本判決の結論の妥当性には賛否両論あると思う。それはそれとして議論を行う必要があることに異論はない。ただ、民法をやっている人間としては、結論に対する賛否を脇に置いたうえで、本判決が、現在の議論の一つの限界なのだというこということを確認しておく必要があると思う。法律学にかかわる者にとっては、本判決を終わりとするのではなく、本判決を始まりとして、このような紛争の実態に即した私法理論を提示することが求められているのではないかと*7
などというと、長い時間をかけて労力を使って裁判をした当事者の方々に、結局議論の枠組がまだできてませんでしたこれからです、なんていっていられるのはなんとおきらくな商売なんだ、と思われることは間違いないということも自覚しています。結局のところ、法律は、というよりは研究者のやることなんぞはいつも手遅れなのかもしれない。けれども、できるかぎり手遅れにならないようにという点で、さらには、これからのためにという点で、なにかしら意味があると思う。といっても、私で何ができるのか、と問われるとしょぼんとするしかないのだけれど。

おまけ

最後に、asahi.comから

国立のマンション訴訟、住民側の敗訴が確定 最高裁判決
 東京都国立市の「大学通り」沿いの14階建てマンション(高さ約44メートル)をめぐり、地元の住民が「景観が壊された」と建築主の「明和地所」(渋谷区)などを相手に、上層部の撤去などを求めた訴訟の上告審判決が30日、あった。最高裁第一小法廷(甲斐中辰夫裁判長)は、「良好な景観の恩恵を受ける利益(景観利益)は法的保護に値する」とする初めての判断を示した。

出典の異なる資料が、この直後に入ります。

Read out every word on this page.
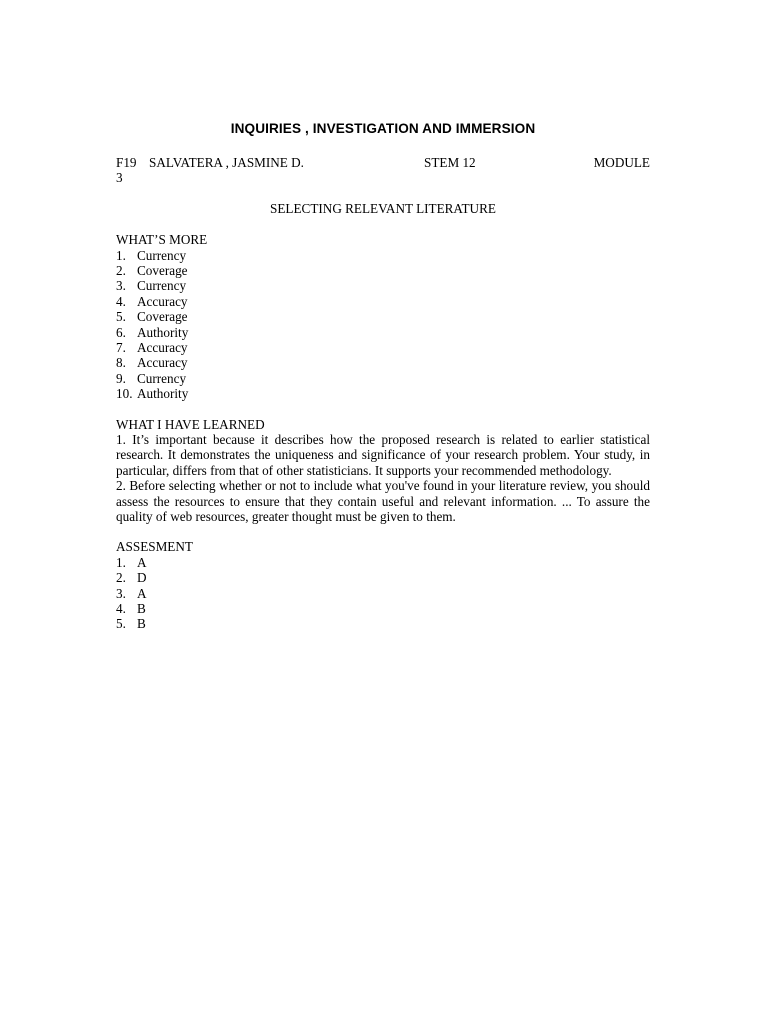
INQUIRIES , INVESTIGATION AND IMMERSION
F19 SALVATERA , JASMINE D.	STEM 12	MODULE
3
SELECTING RELEVANT LITERATURE
WHAT’S MORE
1. Currency
2. Coverage
3. Currency
4. Accuracy
5. Coverage
6. Authority
7. Accuracy
8. Accuracy
9. Currency
10. Authority
WHAT I HAVE LEARNED

1. It’s important because it describes how the proposed research is related to earlier statistical research. It demonstrates the uniqueness and significance of your research problem. Your study, in particular, differs from that of other statisticians. It supports your recommended methodology.

2. Before selecting whether or not to include what you've found in your literature review, you should assess the resources to ensure that they contain useful and relevant information. ... To assure the quality of web resources, greater thought must be given to them.

ASSESMENT
1. A
2. D
3. A
4. B
5. B
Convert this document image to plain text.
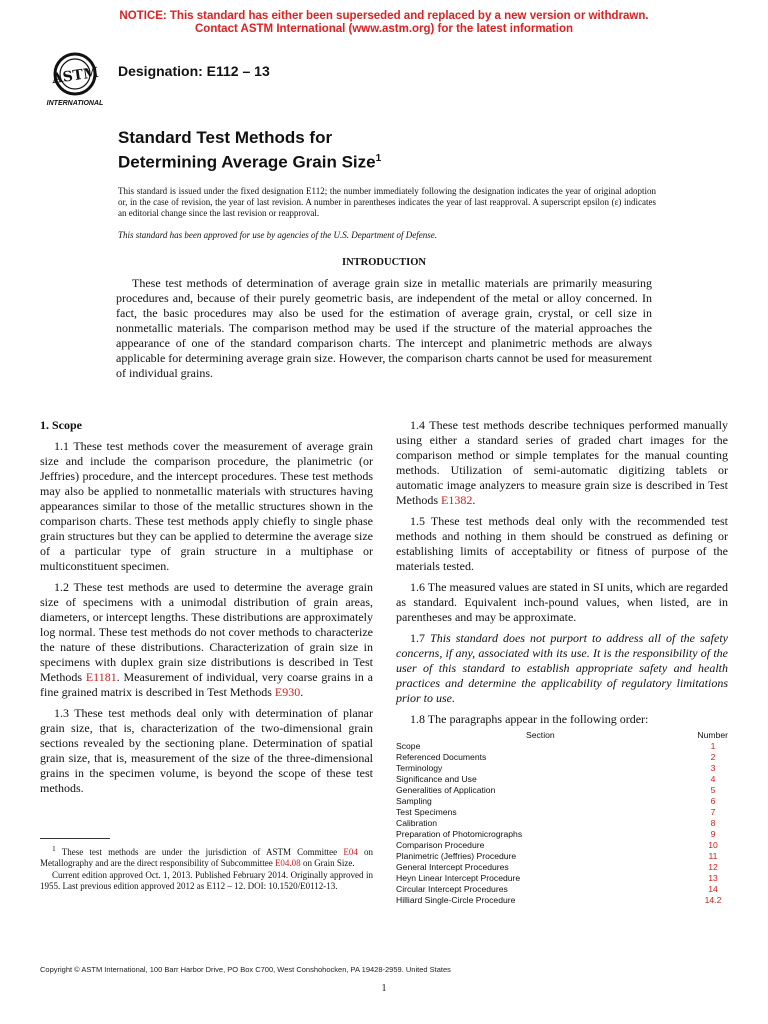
NOTICE: This standard has either been superseded and replaced by a new version or withdrawn.
Contact ASTM International (www.astm.org) for the latest information
ASTM
INTERNATIONAL
Designation: E112 – 13
Standard Test Methods for
Determining Average Grain Size$^1$
This standard is issued under the fixed designation E112; the number immediately following the designation indicates the year of original adoption or, in the case of revision, the year of last revision. A number in parentheses indicates the year of last reapproval. A superscript epsilon (ε) indicates an editorial change since the last revision or reapproval.
This standard has been approved for use by agencies of the U.S. Department of Defense.
INTRODUCTION

These test methods of determination of average grain size in metallic materials are primarily measuring procedures and, because of their purely geometric basis, are independent of the metal or alloy concerned. In fact, the basic procedures may also be used for the estimation of average grain, crystal, or cell size in nonmetallic materials. The comparison method may be used if the structure of the material approaches the appearance of one of the standard comparison charts. The intercept and planimetric methods are always applicable for determining average grain size. However, the comparison charts cannot be used for measurement of individual grains.

1. Scope

1.1 These test methods cover the measurement of average grain size and include the comparison procedure, the planimetric (or Jeffries) procedure, and the intercept procedures. These test methods may also be applied to nonmetallic materials with structures having appearances similar to those of the metallic structures shown in the comparison charts. These test methods apply chiefly to single phase grain structures but they can be applied to determine the average size of a particular type of grain structure in a multiphase or multiconstituent specimen.

1.2 These test methods are used to determine the average grain size of specimens with a unimodal distribution of grain areas, diameters, or intercept lengths. These distributions are approximately log normal. These test methods do not cover methods to characterize the nature of these distributions. Characterization of grain size in specimens with duplex grain size distributions is described in Test Methods E1181. Measurement of individual, very coarse grains in a fine grained matrix is described in Test Methods E930.

1.3 These test methods deal only with determination of planar grain size, that is, characterization of the two-dimensional grain sections revealed by the sectioning plane. Determination of spatial grain size, that is, measurement of the size of the three-dimensional grains in the specimen volume, is beyond the scope of these test methods.

$^1$ These test methods are under the jurisdiction of ASTM Committee E04 on Metallography and are the direct responsibility of Subcommittee E04.08 on Grain Size.

Current edition approved Oct. 1, 2013. Published February 2014. Originally approved in 1955. Last previous edition approved 2012 as E112 – 12. DOI: 10.1520/E0112-13.

1.4 These test methods describe techniques performed manually using either a standard series of graded chart images for the comparison method or simple templates for the manual counting methods. Utilization of semi-automatic digitizing tablets or automatic image analyzers to measure grain size is described in Test Methods E1382.

1.5 These test methods deal only with the recommended test methods and nothing in them should be construed as defining or establishing limits of acceptability or fitness of purpose of the materials tested.

1.6 The measured values are stated in SI units, which are regarded as standard. Equivalent inch-pound values, when listed, are in parentheses and may be approximate.

1.7 This standard does not purport to address all of the safety concerns, if any, associated with its use. It is the responsibility of the user of this standard to establish appropriate safety and health practices and determine the applicability of regulatory limitations prior to use.

1.8 The paragraphs appear in the following order:

Section	Number
Scope	1
Referenced Documents	2
Terminology	3
Significance and Use	4
Generalities of Application	5
Sampling	6
Test Specimens	7
Calibration	8
Preparation of Photomicrographs	9
Comparison Procedure	10
Planimetric (Jeffries) Procedure	11
General Intercept Procedures	12
Heyn Linear Intercept Procedure	13
Circular Intercept Procedures	14
Hilliard Single-Circle Procedure	14.2
Copyright © ASTM International, 100 Barr Harbor Drive, PO Box C700, West Conshohocken, PA 19428-2959. United States
1
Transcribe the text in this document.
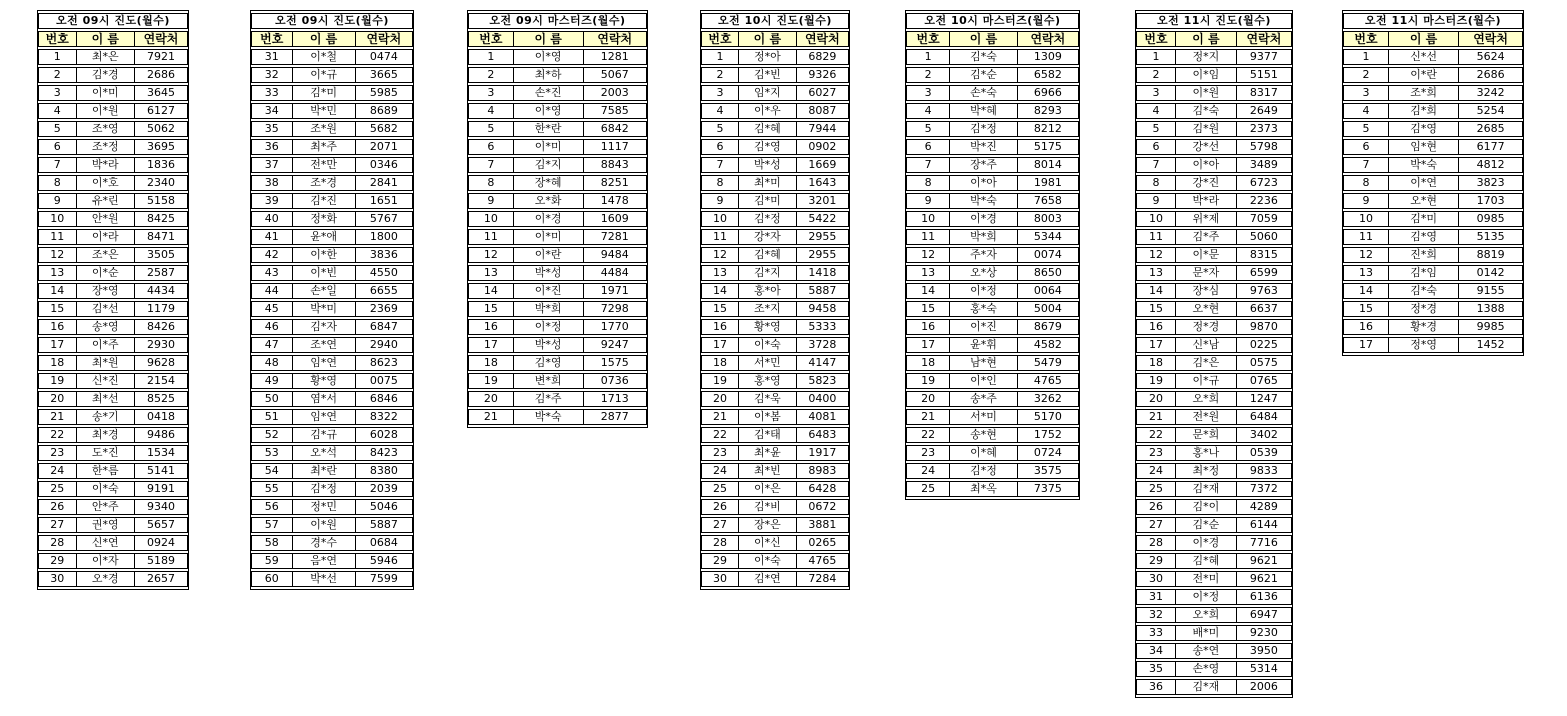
오전 09시 진도(월수)		
번호	이 름	연락처
1	최*은	7921
2	김*경	2686
3	이*미	3645
4	이*원	6127
5	조*영	5062
6	조*정	3695
7	박*라	1836
8	이*호	2340
9	유*린	5158
10	안*원	8425
11	이*라	8471
12	조*은	3505
13	이*순	2587
14	장*영	4434
15	김*선	1179
16	송*영	8426
17	이*주	2930
18	최*원	9628
19	신*진	2154
20	최*선	8525
21	송*기	0418
22	최*경	9486
23	도*진	1534
24	한*름	5141
25	이*숙	9191
26	안*주	9340
27	권*영	5657
28	신*연	0924
29	이*자	5189
30	오*경	2657
오전 09시 진도(월수)		
번호	이 름	연락처
31	이*철	0474
32	이*규	3665
33	김*미	5985
34	박*민	8689
35	조*원	5682
36	최*주	2071
37	전*만	0346
38	조*경	2841
39	김*진	1651
40	정*화	5767
41	윤*애	1800
42	이*한	3836
43	이*빈	4550
44	손*일	6655
45	박*미	2369
46	김*자	6847
47	조*연	2940
48	임*연	8623
49	황*영	0075
50	염*서	6846
51	임*연	8322
52	김*규	6028
53	오*석	8423
54	최*란	8380
55	김*정	2039
56	정*민	5046
57	이*원	5887
58	경*수	0684
59	음*연	5946
60	박*선	7599
오전 09시 마스터즈(월수)		
번호	이 름	연락처
1	이*영	1281
2	최*하	5067
3	손*진	2003
4	이*영	7585
5	한*란	6842
6	이*미	1117
7	김*지	8843
8	장*혜	8251
9	오*화	1478
10	이*경	1609
11	이*미	7281
12	이*란	9484
13	박*성	4484
14	이*진	1971
15	박*희	7298
16	이*정	1770
17	박*성	9247
18	김*영	1575
19	변*희	0736
20	김*주	1713
21	박*숙	2877
오전 10시 진도(월수)		
번호	이 름	연락처
1	정*아	6829
2	김*빈	9326
3	임*지	6027
4	이*우	8087
5	김*혜	7944
6	김*영	0902
7	박*성	1669
8	최*미	1643
9	김*미	3201
10	김*정	5422
11	강*자	2955
12	김*혜	2955
13	김*지	1418
14	홍*아	5887
15	조*지	9458
16	황*영	5333
17	이*숙	3728
18	서*민	4147
19	홍*영	5823
20	김*욱	0400
21	이*봄	4081
22	김*태	6483
23	최*윤	1917
24	최*빈	8983
25	이*은	6428
26	김*비	0672
27	장*은	3881
28	이*신	0265
29	이*숙	4765
30	김*연	7284
오전 10시 마스터즈(월수)		
번호	이 름	연락처
1	김*숙	1309
2	김*순	6582
3	손*숙	6966
4	박*혜	8293
5	김*정	8212
6	박*진	5175
7	장*주	8014
8	이*아	1981
9	박*숙	7658
10	이*경	8003
11	박*희	5344
12	주*자	0074
13	오*상	8650
14	이*정	0064
15	홍*숙	5004
16	이*진	8679
17	윤*휘	4582
18	남*현	5479
19	이*인	4765
20	송*주	3262
21	서*미	5170
22	송*현	1752
23	이*혜	0724
24	김*정	3575
25	최*옥	7375
오전 11시 진도(월수)		
번호	이 름	연락처
1	정*지	9377
2	이*임	5151
3	이*원	8317
4	김*숙	2649
5	김*원	2373
6	강*선	5798
7	이*아	3489
8	강*진	6723
9	박*라	2236
10	위*제	7059
11	김*주	5060
12	이*문	8315
13	문*자	6599
14	장*심	9763
15	오*현	6637
16	정*경	9870
17	신*남	0225
18	김*은	0575
19	이*규	0765
20	오*희	1247
21	전*원	6484
22	문*희	3402
23	홍*나	0539
24	최*정	9833
25	김*재	7372
26	김*이	4289
27	김*순	6144
28	이*경	7716
29	김*혜	9621
30	전*미	9621
31	이*정	6136
32	오*희	6947
33	배*미	9230
34	송*연	3950
35	손*영	5314
36	김*재	2006
오전 11시 마스터즈(월수)		
번호	이 름	연락처
1	신*선	5624
2	이*란	2686
3	조*희	3242
4	김*희	5254
5	김*영	2685
6	임*현	6177
7	박*숙	4812
8	이*연	3823
9	오*현	1703
10	김*미	0985
11	김*영	5135
12	진*희	8819
13	김*임	0142
14	김*숙	9155
15	정*경	1388
16	황*경	9985
17	정*영	1452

だが、今回の場合は「利益への違法な侵害はない」として、住民側の上告を棄却。住民側の敗訴が確定した。
 第一小法廷は都市の景観について「歴史的、文化的環境を形作り、豊かな生活を構成する場合には客観的な価値がある」と指摘。憲法の幸福追求権をベースに地域住民には「景観利益」があると認め、各地の景観被害をめぐって住民が裁判で回復を求める道を開いた。
・・・。
http://www.asahi.com/national/update/0330/TKY200603300370.html
(太字による強調は引用者による。)

本判決の理由のどこから「憲法上の幸福追求権をベースに」景観利益が認められるということが導き出せるのか、どなたか教えてください。

*1:吉田克己先生は「既存景観享受型」と「景観共同形成型」とに分けている(判タ1120号69頁)。

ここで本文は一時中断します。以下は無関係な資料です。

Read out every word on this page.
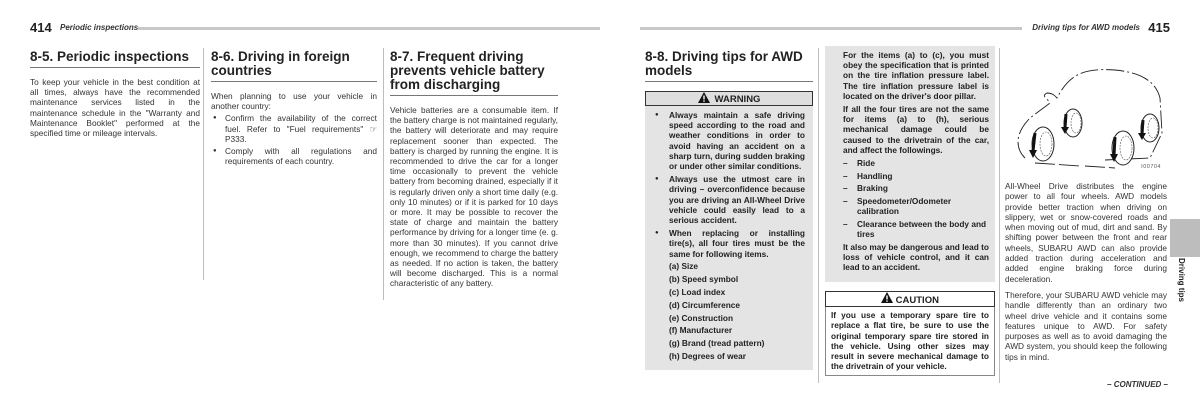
414 Periodic inspections
8-5. Periodic inspections

To keep your vehicle in the best condition at all times, always have the recommended maintenance services listed in the maintenance schedule in the "Warranty and Maintenance Booklet" performed at the specified time or mileage intervals.

8-6. Driving in foreign countries

When planning to use your vehicle in another country:

● Confirm the availability of the correct fuel. Refer to "Fuel requirements" ☞P333.
● Comply with all regulations and requirements of each country.
8-7. Frequent driving prevents vehicle battery from discharging

Vehicle batteries are a consumable item. If the battery charge is not maintained regularly, the battery will deteriorate and may require replacement sooner than expected. The battery is charged by running the engine. It is recommended to drive the car for a longer time occasionally to prevent the vehicle battery from becoming drained, especially if it is regularly driven only a short time daily (e.g. only 10 minutes) or if it is parked for 10 days or more. It may be possible to recover the state of charge and maintain the battery performance by driving for a longer time (e. g. more than 30 minutes). If you cannot drive enough, we recommend to charge the battery as needed. If no action is taken, the battery will become discharged. This is a normal characteristic of any battery.

Driving tips for AWD models 415
8-8. Driving tips for AWD models
WARNING
● Always maintain a safe driving speed according to the road and weather conditions in order to avoid having an accident on a sharp turn, during sudden braking or under other similar conditions.
● Always use the utmost care in driving – overconfidence because you are driving an All-Wheel Drive vehicle could easily lead to a serious accident.
● When replacing or installing tire(s), all four tires must be the same for following items.
(a) Size
(b) Speed symbol
(c) Load index
(d) Circumference
(e) Construction
(f) Manufacturer
(g) Brand (tread pattern)
(h) Degrees of wear

For the items (a) to (c), you must obey the specification that is printed on the tire inflation pressure label. The tire inflation pressure label is located on the driver's door pillar.

If all the four tires are not the same for items (a) to (h), serious mechanical damage could be caused to the drivetrain of the car, and affect the followings.

– Ride
– Handling
– Braking
– Speedometer/Odometer calibration
– Clearance between the body and tires

It also may be dangerous and lead to loss of vehicle control, and it can lead to an accident.

CAUTION
If you use a temporary spare tire to replace a flat tire, be sure to use the original temporary spare tire stored in the vehicle. Using other sizes may result in severe mechanical damage to the drivetrain of your vehicle.
I00704

All-Wheel Drive distributes the engine power to all four wheels. AWD models provide better traction when driving on slippery, wet or snow-covered roads and when moving out of mud, dirt and sand. By shifting power between the front and rear wheels, SUBARU AWD can also provide added traction during acceleration and added engine braking force during deceleration.

Therefore, your SUBARU AWD vehicle may handle differently than an ordinary two wheel drive vehicle and it contains some features unique to AWD. For safety purposes as well as to avoid damaging the AWD system, you should keep the following tips in mind.

Driving tips
– CONTINUED –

*2:ただ、後述するように景観利益に対してどのような論点について何を基準として議論するのか、という意味の枠組がまだ完成していないと思うので、どのように響くかを明らかにするのは今後の課題(って書くと「やらない」っていう意味になるのか?)ということで。

*3:ただし、最高裁が明確にこういっているわけでなく、文脈を読み取れば、という程度。

*4:でも本年度の目標。結局このエントリは、来年の今日に向けて書いているみたいなものでして。。。

*5:山本隆司『行政上の主観法と法関係』323頁(有斐閣、2000年)。

*6:前掲山本323頁。

*7:判決文を読んでいないけれども、新聞報道(沖縄タイムスの記事)によれば、西表リゾート訴訟では、島の自然と文化が失われることによる「精神的な人格権の侵害」が主張されたという。自然保護ならば、民法学としても、自然保護の問題として結論を導き出すための理論的枠組を提示する必要があると思う。が、前述したようにそんなにたやすいことでないこともわかってます。でも、やってみて「やっぱりだめだったろ」といわれるのは「しょうがない」と思うけれど、やる前から「だめにきまってるだろ」といわれるのはどうも好きじゃないわけでして。